Over the summer we stopped. And it felt so good. And we forgot all about that hammer.

Then fall rolled around.

That is to say, during the summer we found ourselves watching very little television as it aired. But we did watch several DVD sets of shows we hadn't seen before — collapsing an entire season into a few weeks or over a few months.

So, a week ago, when we began sampling some of the new shows as the 2007-08 TV season kicked in, we were immediately annoyed by those spinning, walking, talking, flashing, splashing, wildly colorful promos that appear at the bottom of the screen. And they show up every time a show comes out of a commercial. (But never during a commercial.)

This can't possibly please the people who make TV programs. It's like having your particular brand of art used as a paintball target.

Typically, when a show returns from a commercial, it's with some attention-grabbing moment designed to keep you there. It might be a funny line of dialogue or the continuation of a suspenseful sequence or a dramatic confrontation meant as a set-up. ...

But instead of hearing the line or getting caught up in the suspense or understanding the set-up, you're distracted by a shrunken character from an upcoming show at the bottom of the screen; or a colorful logo that pops up and sizzles, burns or spins (sometimes with a sound effect); or something you have to read: "Here's what's coming up next" — or "Here's what you're watching right now, dummy!"

OK, that last one is an exaggeration. But not by much.
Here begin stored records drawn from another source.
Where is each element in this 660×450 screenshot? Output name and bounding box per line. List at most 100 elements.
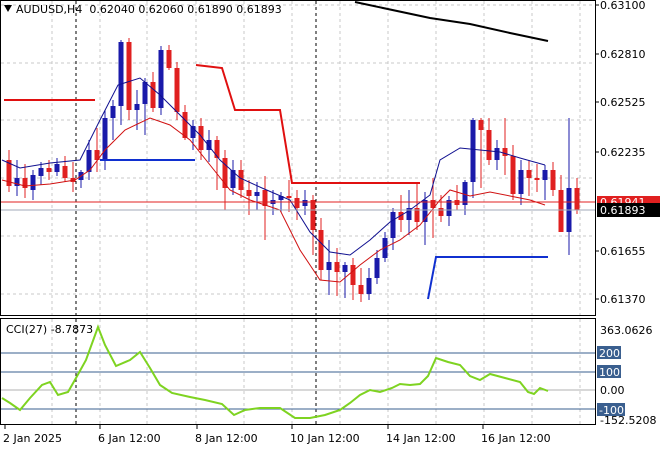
cci-line: [1, 324, 549, 419]
candle-body: [214, 140, 220, 158]
candle-body: [46, 168, 52, 172]
candle-body: [470, 120, 476, 182]
candle-body: [94, 150, 100, 160]
candle-body: [318, 230, 324, 270]
fast-ma-line: [1, 77, 546, 256]
price-tick-label: 0.61655: [600, 245, 646, 258]
candle-body: [574, 188, 580, 210]
resistance-step-line: [195, 64, 420, 184]
price-tick-label: 0.61370: [600, 293, 646, 306]
candle-body: [550, 170, 556, 190]
candle-body: [142, 82, 148, 104]
candle-body: [294, 198, 300, 208]
cci-level-box: [597, 346, 621, 359]
current-price-badge-label: 0.61893: [600, 204, 646, 217]
candle-body: [518, 170, 524, 194]
candle-body: [150, 82, 156, 108]
indicator-name: CCI(27): [6, 323, 48, 336]
time-axis-label: 8 Jan 12:00: [195, 432, 258, 445]
candle-body: [302, 200, 308, 206]
price-tick-label: 0.62810: [600, 48, 646, 61]
candle-body: [526, 170, 532, 178]
candle-body: [326, 262, 332, 270]
candle-body: [486, 130, 492, 160]
red-ma-line: [1, 117, 546, 283]
candle-body: [534, 178, 540, 180]
candle-body: [134, 104, 140, 110]
time-axis-label: 14 Jan 12:00: [386, 432, 456, 445]
candle-body: [542, 170, 548, 180]
candle-body: [22, 178, 28, 188]
slow-ma-line: [354, 1, 549, 42]
candle-body: [390, 212, 396, 238]
candle-body: [430, 200, 436, 208]
chart-title: AUDUSD,H4 0.62040 0.62060 0.61890 0.6189…: [4, 3, 282, 16]
candle-body: [174, 68, 180, 112]
candle-body: [6, 160, 12, 186]
cci-level-box: [597, 365, 621, 378]
candle-body: [286, 196, 292, 198]
cci-max-label: 363.0626: [600, 324, 653, 337]
candle-body: [510, 156, 516, 194]
collapse-triangle-icon[interactable]: [4, 5, 12, 12]
cci-tick-label: 0.00: [600, 384, 625, 397]
candle-body: [30, 175, 36, 190]
candle-body: [446, 200, 452, 216]
candle-body: [206, 140, 212, 150]
candle-body: [246, 190, 252, 196]
candle-body: [358, 285, 364, 294]
candle-body: [126, 42, 132, 110]
candle-body: [166, 50, 172, 68]
candle-body: [118, 42, 124, 106]
candle-body: [438, 208, 444, 216]
candle-body: [558, 190, 564, 232]
candle-body: [86, 150, 92, 172]
candle-body: [182, 112, 188, 138]
candle-body: [222, 158, 228, 188]
price-tick-label: 0.62525: [600, 96, 646, 109]
current-price-badge: [597, 203, 660, 217]
candle-body: [198, 126, 204, 150]
candle-body: [190, 126, 196, 138]
cci-tick-label: 200: [599, 347, 620, 360]
candle-body: [502, 148, 508, 156]
candle-body: [38, 168, 44, 176]
cci-tick-label: -100: [599, 404, 624, 417]
candle-body: [230, 170, 236, 188]
candle-body: [414, 208, 420, 222]
candle-body: [62, 166, 68, 178]
candle-body: [334, 262, 340, 272]
candle-body: [398, 212, 404, 220]
indicator-panel-frame: [0, 318, 596, 425]
candle-body: [406, 208, 412, 220]
time-axis-label: 6 Jan 12:00: [98, 432, 161, 445]
candle-body: [278, 196, 284, 200]
indicator-value: -8.7873: [50, 323, 94, 336]
candle-body: [478, 120, 484, 130]
symbol-label: AUDUSD,H4: [16, 3, 83, 16]
candle-body: [54, 164, 60, 172]
candle-body: [110, 106, 116, 118]
ohlc-values: 0.62040 0.62060 0.61890 0.61893: [89, 3, 282, 16]
cci-level-box: [597, 403, 625, 416]
time-axis-label: 16 Jan 12:00: [481, 432, 551, 445]
price-tick-label: 0.62235: [600, 146, 646, 159]
candle-body: [350, 265, 356, 285]
candle-body: [254, 192, 260, 196]
time-axis-label: 10 Jan 12:00: [290, 432, 360, 445]
time-axis-label: 2 Jan 2025: [3, 432, 62, 445]
candle-body: [374, 258, 380, 278]
main-panel-frame: [0, 0, 596, 316]
price-tick-label: 0.63100: [600, 0, 646, 12]
candle-body: [262, 190, 268, 206]
candle-body: [158, 50, 164, 108]
cci-min-label: -152.5208: [600, 414, 656, 427]
candle-body: [238, 170, 244, 190]
candle-body: [494, 148, 500, 160]
candle-body: [102, 118, 108, 160]
cci-tick-label: 100: [599, 366, 620, 379]
candle-body: [14, 178, 20, 186]
candle-body: [422, 200, 428, 222]
candle-body: [366, 278, 372, 294]
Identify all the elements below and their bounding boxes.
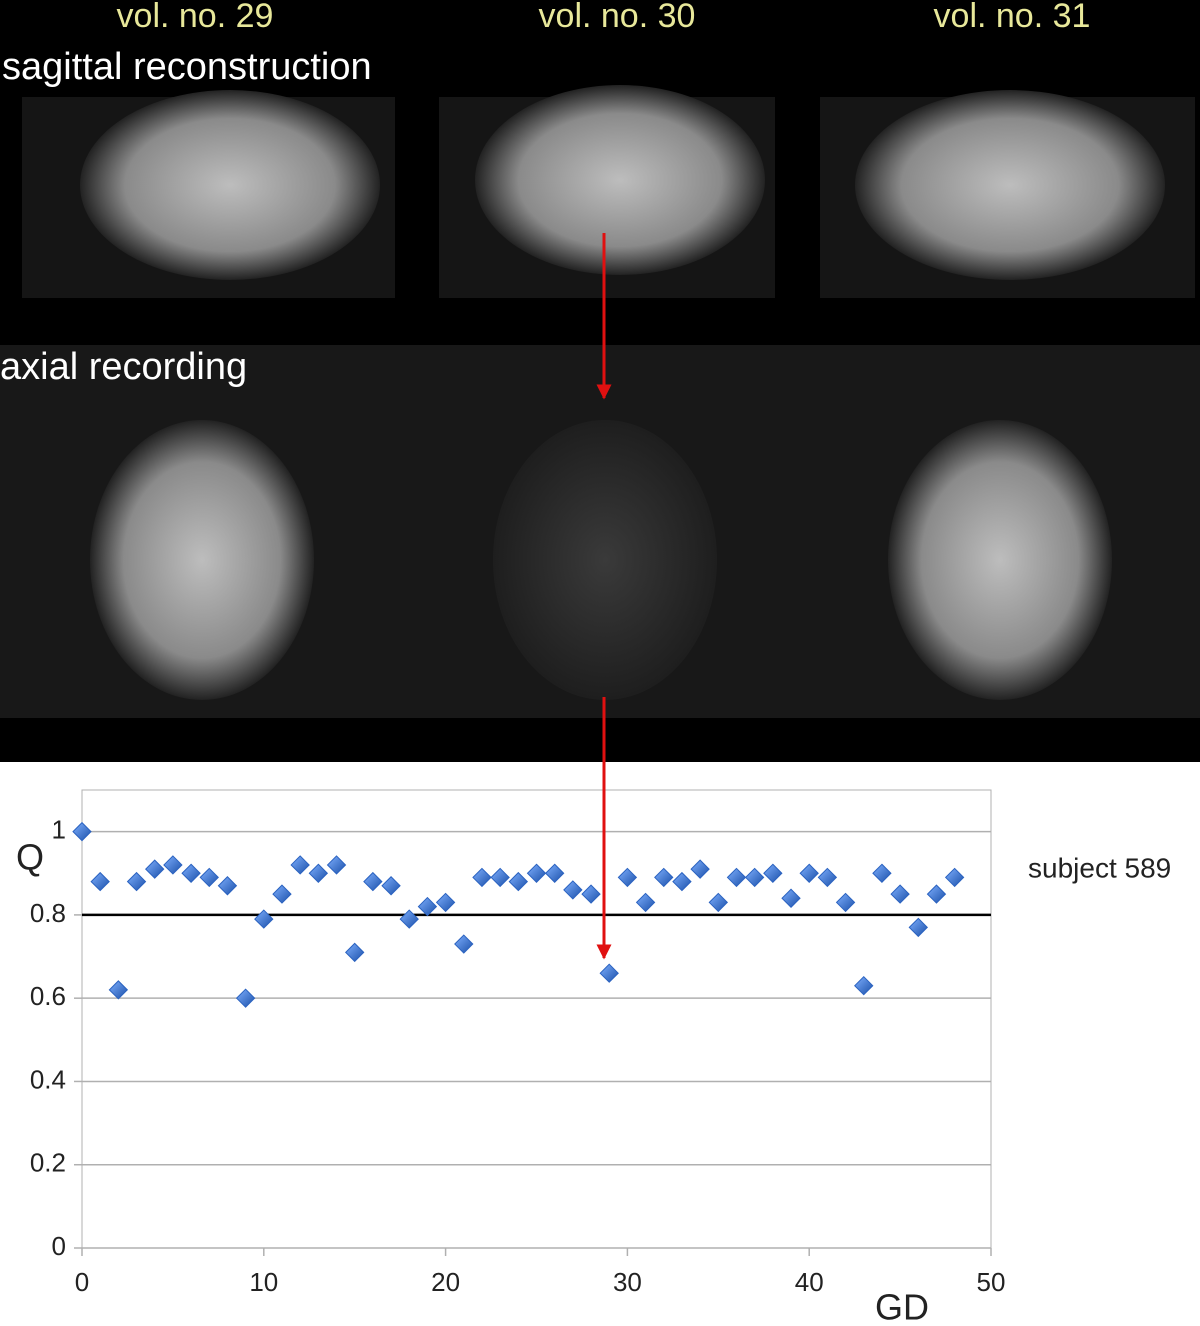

During the summer, "The Simpsons Movie" had a "crawl" at the bottom of the screen promoting a fictitious Fox TV show, followed by: "That's right, we even advertise our shows during movies now."

I laughed, but then I winced, fearing that it might give some studio executive an idea.

Of course, some DVDs have their own annoyances. How about when you put in the disc and it starts blaring that loud, obnoxious, accusatory "warning" that we shouldn't be copying or stealing movies?

Hey, I just bought (or rented) this DVD, so why is it yelling at me?

Then there's this new trend of releasing TV series in half seasons.

"The Untouchables" and "The Streets of San Francisco," for example, each had "Season 1, Volume 1" released last April, with half-season episodes. Each show's "Volume 2" came out last week.

This wouldn't be such a bad thing if it meant that each was priced at 20 bucks. But no. Would you believe they retail at $42.99 each? With no bonus features!

That's $85.98 for one season!

Most complete Season 1 sets range from $50 to $60 ("Heroes," "Shark," "Supernatural") or $30 to $40 ("Friday Night Lights," "Dynasty," "Dallas" "Gunsmoke").

Maybe split-season sets — which also include "Perry Mason," "The Big Valley" and "Touched By an Angel," among others — are just intended for rental stores.